5.1.1. – Tanto chiarito, deve rilevarsi che l’assunto di parte ricorrente, secondo cui la Corte d’appello veneta nell’applicare il suddetto principio di diritto si sarebbe limitata a verificare il difetto dell’opera, ma non anche l’assunzione volontaria dell’impegno del T. ad eliminarlo, non trova riscontro.
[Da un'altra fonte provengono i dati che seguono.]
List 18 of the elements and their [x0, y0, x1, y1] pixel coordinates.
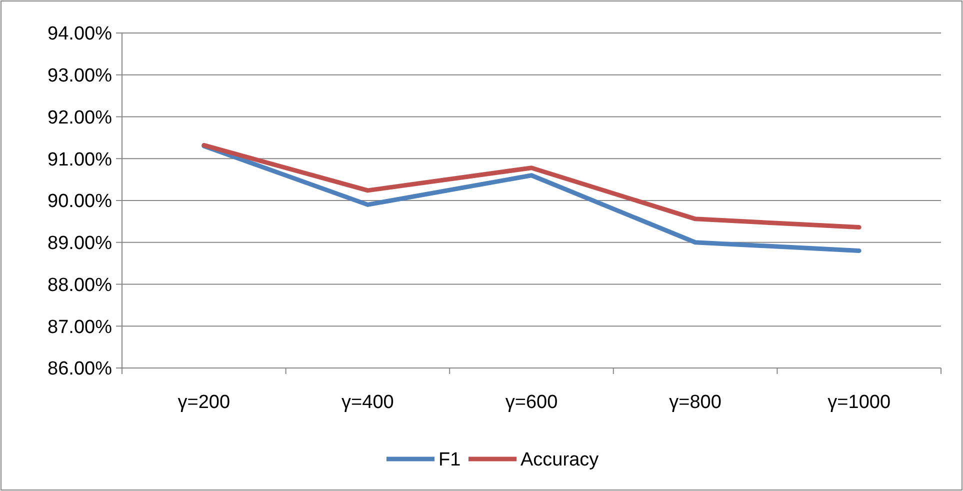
x-tick-label: γ=200	[178, 392, 230, 413]
x-tick-label: γ=400	[342, 392, 394, 413]
x-tick-label: γ=800	[669, 392, 722, 413]
y-tick-label: 88.00%	[48, 274, 112, 296]
x-tick-label: γ=1000	[828, 392, 891, 413]
y-tick-label: 94.00%	[48, 24, 112, 45]
y-tick-label: 90.00%	[48, 191, 112, 212]
y-tick-label: 93.00%	[48, 66, 112, 87]
legend-label: Accuracy	[520, 450, 600, 471]
line-series	[202, 142, 862, 230]
x-tick-label: γ=600	[505, 392, 558, 413]
line-series	[202, 144, 862, 253]
y-tick-label: 89.00%	[48, 233, 112, 254]
y-tick-label: 91.00%	[48, 149, 112, 170]
y-tick-label: 86.00%	[48, 358, 112, 380]
legend-label: F1	[438, 450, 461, 471]
y-tick-label: 87.00%	[48, 316, 112, 338]
y-tick-label: 92.00%	[48, 107, 112, 128]
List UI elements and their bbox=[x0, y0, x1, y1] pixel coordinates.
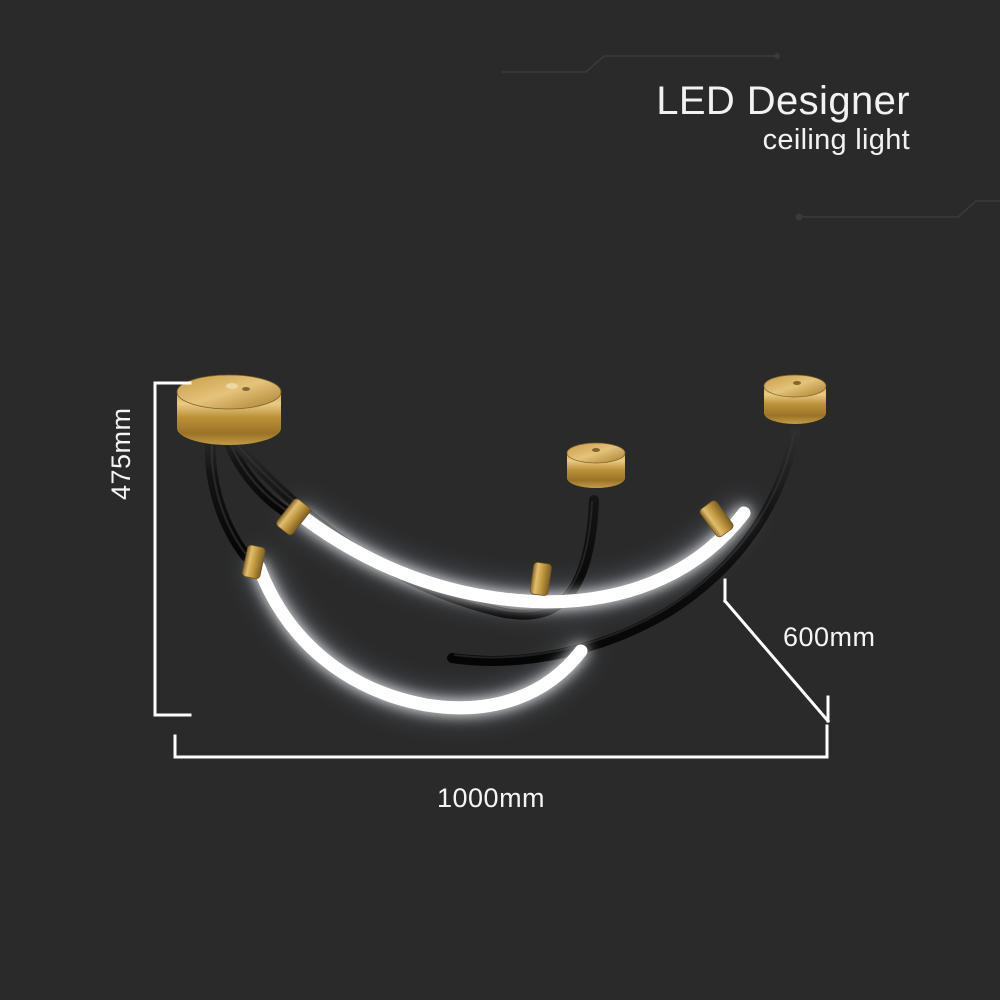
brass-connector bbox=[529, 562, 552, 596]
lamp-assembly bbox=[176, 374, 827, 717]
dimension-depth-line bbox=[722, 578, 831, 724]
page-title: LED Designer ceiling light bbox=[656, 78, 910, 158]
dimension-depth-label: 600mm bbox=[783, 622, 876, 652]
brass-connector bbox=[699, 500, 734, 538]
ceiling-mount-small bbox=[566, 442, 626, 488]
mid-accent-line bbox=[795, 200, 1000, 221]
led-tube bbox=[296, 506, 751, 609]
dimension-width-line bbox=[173, 724, 829, 759]
led-tube bbox=[252, 560, 588, 715]
dimension-height-label: 475mm bbox=[106, 407, 136, 500]
title-subtitle: ceiling light bbox=[762, 124, 910, 157]
ceiling-mount-large bbox=[176, 374, 282, 445]
dimension-height-line bbox=[153, 381, 192, 717]
brass-connector bbox=[242, 544, 266, 580]
top-accent-line bbox=[502, 53, 780, 73]
brass-connector bbox=[276, 498, 311, 536]
dimension-width-label: 1000mm bbox=[437, 783, 546, 813]
ceiling-mount-small bbox=[763, 374, 827, 424]
title-main: LED Designer bbox=[656, 79, 910, 123]
black-cable bbox=[447, 427, 800, 666]
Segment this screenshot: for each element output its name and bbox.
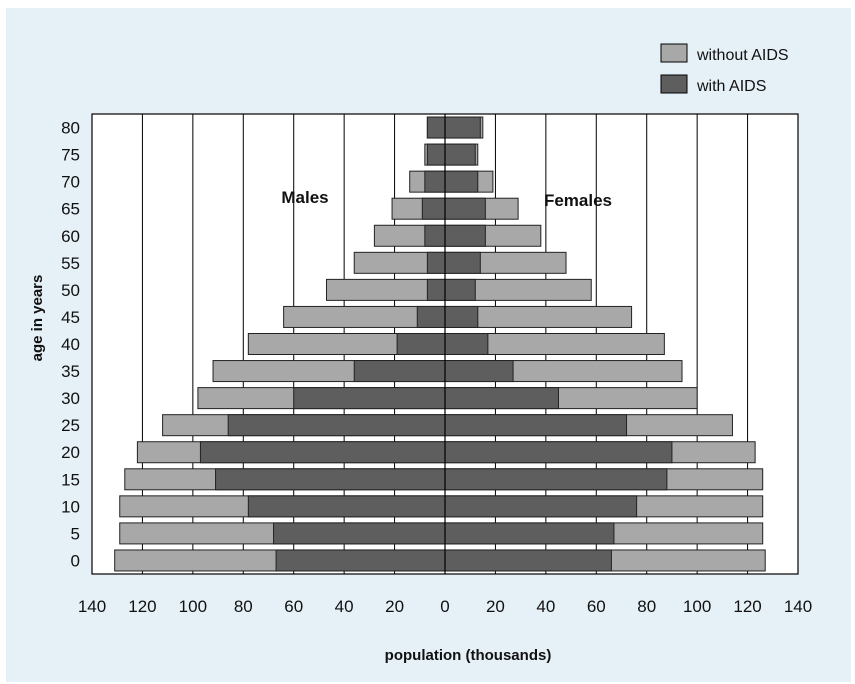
bar-male-with-aids: [396, 333, 446, 355]
bar-female-with-aids: [444, 278, 476, 301]
bar-female-with-aids: [444, 197, 486, 220]
y-tick-label: 10: [61, 497, 80, 516]
bar-female-with-aids: [444, 251, 481, 274]
bar-male-with-aids: [273, 522, 446, 545]
y-tick-label: 0: [71, 551, 80, 570]
x-tick-label: 100: [683, 597, 711, 616]
bar-female-with-aids: [444, 305, 479, 328]
bar-male-with-aids: [424, 224, 446, 247]
bar-male-with-aids: [215, 468, 446, 491]
bar-female-with-aids: [444, 387, 559, 410]
bar-female-with-aids: [444, 495, 638, 518]
bar-male-with-aids: [199, 441, 446, 464]
bars-with-aids: [199, 116, 673, 572]
x-tick-label: 20: [486, 597, 505, 616]
x-axis-label: population (thousands): [385, 647, 552, 664]
legend-label-without-aids: without AIDS: [696, 47, 789, 64]
bar-male-with-aids: [353, 360, 446, 383]
bar-male-with-aids: [275, 549, 446, 572]
y-tick-label: 70: [61, 173, 80, 192]
annotation-males: Males: [281, 188, 328, 207]
bar-female-with-aids: [444, 333, 489, 355]
y-tick-label: 80: [61, 119, 80, 138]
x-tick-label: 80: [234, 597, 253, 616]
bar-female-with-aids: [444, 441, 673, 464]
y-tick-label: 5: [71, 524, 80, 543]
x-tick-label: 100: [179, 597, 207, 616]
bar-male-with-aids: [227, 414, 446, 437]
y-tick-label: 20: [61, 443, 80, 462]
x-tick-label: 80: [637, 597, 656, 616]
y-tick-label: 25: [61, 416, 80, 435]
bar-female-with-aids: [444, 468, 668, 491]
bar-female-with-aids: [444, 360, 514, 383]
y-tick-label: 40: [61, 335, 80, 354]
bar-female-with-aids: [444, 549, 612, 572]
bar-female-with-aids: [444, 414, 628, 437]
bar-male-with-aids: [247, 495, 446, 518]
y-tick-label: 55: [61, 254, 80, 273]
legend-swatch-without-aids: [660, 43, 688, 63]
legend-label-with-aids: with AIDS: [696, 78, 766, 95]
x-tick-label: 60: [587, 597, 606, 616]
y-tick-label: 45: [61, 308, 80, 327]
x-tick-label: 0: [440, 597, 449, 616]
bar-male-with-aids: [426, 116, 446, 139]
y-tick-label: 50: [61, 281, 80, 300]
annotation-females: Females: [544, 191, 612, 210]
y-axis-label: age in years: [29, 275, 46, 362]
y-tick-label: 65: [61, 200, 80, 219]
legend-swatch-with-aids: [660, 74, 688, 94]
y-tick-label: 35: [61, 362, 80, 381]
y-tick-label: 15: [61, 470, 80, 489]
x-tick-label: 120: [128, 597, 156, 616]
bar-female-with-aids: [444, 116, 481, 139]
x-tick-label: 140: [78, 597, 106, 616]
x-tick-label: 60: [284, 597, 303, 616]
bar-female-with-aids: [444, 522, 615, 545]
x-tick-label: 140: [784, 597, 812, 616]
bar-male-with-aids: [424, 170, 446, 193]
x-tick-label: 40: [536, 597, 555, 616]
y-tick-labels: 0 5 10 15 20 25 30 35 40 45 50 55 60 65 70 75 80: [61, 119, 80, 571]
x-tick-label: 40: [335, 597, 354, 616]
y-tick-label: 75: [61, 146, 80, 165]
bar-male-with-aids: [293, 387, 446, 410]
y-tick-label: 60: [61, 227, 80, 246]
bar-male-with-aids: [421, 197, 446, 220]
x-tick-label: 120: [733, 597, 761, 616]
bar-female-with-aids: [444, 170, 479, 193]
x-tick-labels: 140 120 100 80 60 40 20 0 20 40 60 80 100 120 140: [78, 597, 812, 616]
bar-female-with-aids: [444, 143, 476, 166]
bar-male-with-aids: [426, 278, 446, 301]
y-tick-label: 30: [61, 389, 80, 408]
bar-female-with-aids: [444, 224, 486, 247]
bar-male-with-aids: [426, 251, 446, 274]
bar-male-with-aids: [416, 305, 446, 328]
legend: without AIDS with AIDS: [660, 43, 789, 95]
bar-male-with-aids: [426, 143, 446, 166]
x-tick-label: 20: [385, 597, 404, 616]
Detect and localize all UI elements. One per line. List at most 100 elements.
La sentenza impugnata, infatti, ha affermato che i difetti denunciati nel 1991 – 1992 erano stati “riconosciuti dall’appaltatore, il quale (aveva) assunto anche l’impegno di eliminarli”. “In effetti” si legge nella sentenza (v. pag. 8) “nella missiva del 6.4.1992 il T. nel riconoscere l’esistenza dei difetti ha sollecitato alla committente un incontro in cantiere “per definire quali sono le imperfezioni e il da farsi per ovviare le inidoneità dei pavimenti in calcestruzzo””.
Tale valutazione della condotta dell’appaltatore implica un apprezzamento di puro merito, che in quanto tale non e’ sindacabile in questa sede di legittimità mediante la diversa lettura delle emergenze processuali proposta da parte ricorrente (v. pagg. 21 e ss. del ricorso).
6. – Ragioni ostative affatto analoghe si frappongono all’accoglibilità dei restanti due motivi, anch’essi incentrati sulla mera valutazione dei fatti sostanziali di causa e (vanamente) indirizzati a provocare una diversa interpretazione della successiva condotta delle parti, nell’erronea supposizione che tutto cio’ sia compatibile con la natura del giudizio di cassazione.
7. – Il ricorso va dunque respinto.
8. – Le spese del presente giudizio di legittimità, liquidate come in dispositivo, seguono la soccombenza della parte ricorrente.
E’ appena il caso di rilevare che la richiesta di condanna del ricorrente alle spese “di tutti e tre i gradi di giudizio” (v. le conclusioni a pag. 70 del controricorso), non puo’ trovare seguito quanto alle fasi di merito, poiche’ una tale pronuncia avrebbe richiesto la proposizione d’un apposito ricorso incidentale.
P.Q.M.
La Corte rigetta il ricorso e condanna la parte ricorrente al pagamento delle spese, che liquida in Euro 5.200,00, di cui 200,00 per esborsi, oltre spese forfettarie nella misura del 1 5 % e accessori di legge.